You sort of get the feeling that RIM is trying to say to corporate users, “Hey, you don’t need a stupid iPhone. Real business people want a BlackBerry.”

And that’s its problem – and it probably shows that the advertising creator Tounge had done poor research on the brand. Advertising is meant to show the problems in your life, not the problems in a company.

Nor its desperation.

RIM should no longer separate business and consumer – they are one and the same. There is no longer any distinction because IT has adapted to the growth of iOS, Android and Windows Phone – and that business people are consumers too, regardless of the suit and tie.

And it’s not that RIM hasn’t attracted the consumer market, there have been people who aren’t in the corporate world using a BlackBerry. It probably was a cheap phone on pre-paid, but the fact it had a keyboard meant that he or she could type on Twitter or Facebook. I, with my BlackBerry, still enjoy it since I can quickly type a message really quickly.

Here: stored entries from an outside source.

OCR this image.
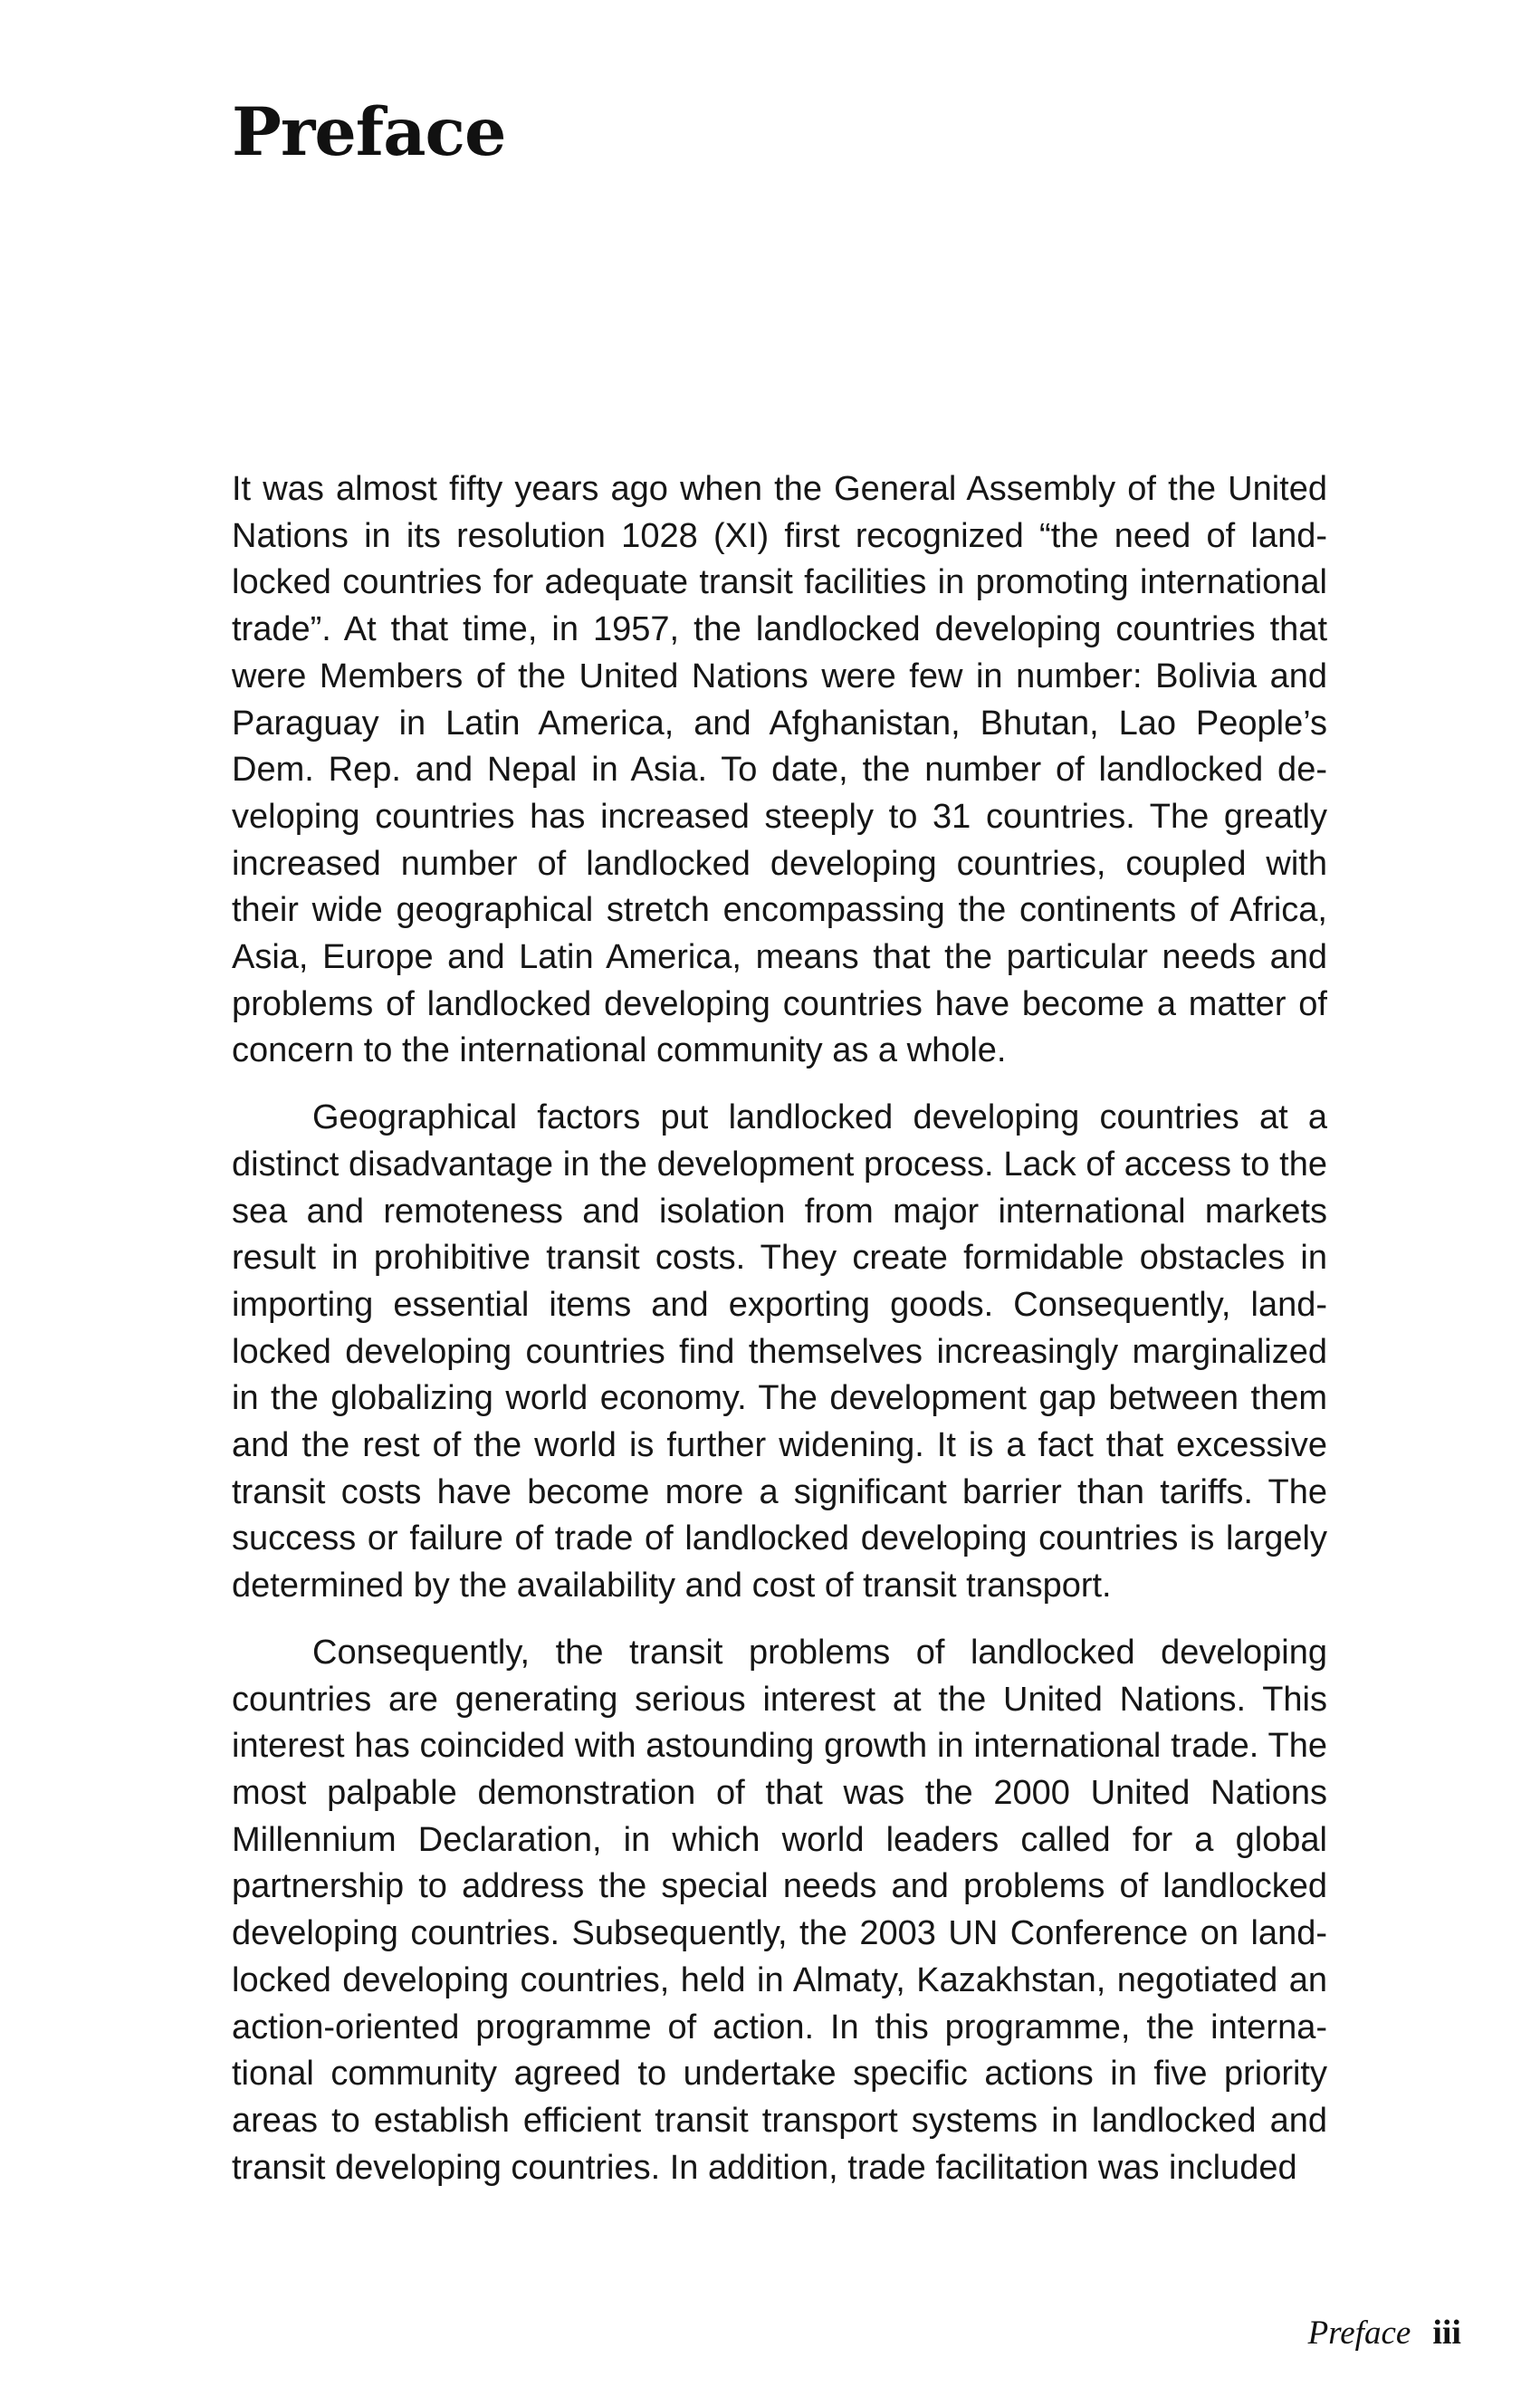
Preface

It was almost fifty years ago when the General Assembly of the United Nations in its resolution 1028 (XI) first recognized “the need of landlocked countries for adequate transit facilities in promoting international trade”. At that time, in 1957, the landlocked developing countries that were Members of the United Nations were few in number: Bolivia and Paraguay in Latin America, and Afghanistan, Bhutan, Lao People’s Dem. Rep. and Nepal in Asia. To date, the number of landlocked developing countries has increased steeply to 31 countries. The greatly increased number of landlocked developing countries, coupled with their wide geographical stretch encompassing the continents of Africa, Asia, Europe and Latin America, means that the particular needs and problems of landlocked developing countries have become a matter of concern to the international community as a whole.

Geographical factors put landlocked developing countries at a distinct disadvantage in the development process. Lack of access to the sea and remoteness and isolation from major international markets result in prohibitive transit costs. They create formidable obstacles in importing essential items and exporting goods. Consequently, landlocked developing countries find themselves increasingly marginalized in the globalizing world economy. The development gap between them and the rest of the world is further widening. It is a fact that excessive transit costs have become more a significant barrier than tariffs. The success or failure of trade of landlocked developing countries is largely determined by the availability and cost of transit transport.

Consequently, the transit problems of landlocked developing countries are generating serious interest at the United Nations. This interest has coincided with astounding growth in international trade. The most palpable demonstration of that was the 2000 United Nations Millennium Declaration, in which world leaders called for a global partnership to address the special needs and problems of landlocked developing countries. Subsequently, the 2003 UN Conference on landlocked developing countries, held in Almaty, Kazakhstan, negotiated an action-oriented programme of action. In this programme, the international community agreed to undertake specific actions in five priority areas to establish efficient transit transport systems in landlocked and transit developing countries. In addition, trade facilitation was included

Preface iii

And the sad part is, this campaign has done more damage to the RIM brand (great job Tongue!). Everybody thought it was Samsung, who were known for being a bit aggressive with Apple. Other reasonable people who would do this, other than the speculative Samsung, would have been Microsoft (if they were that desperate, and probably are), HTC and Motorola. It could have been any of them – but not RIM.

RIM needs a product out the door and quick. One that attracts both business and consumer alike – like I said, they are not distinct entities anymore. And they should hurry, because the ship is sailing really quick. You don’t want to leave it too late, like another competitor Palm.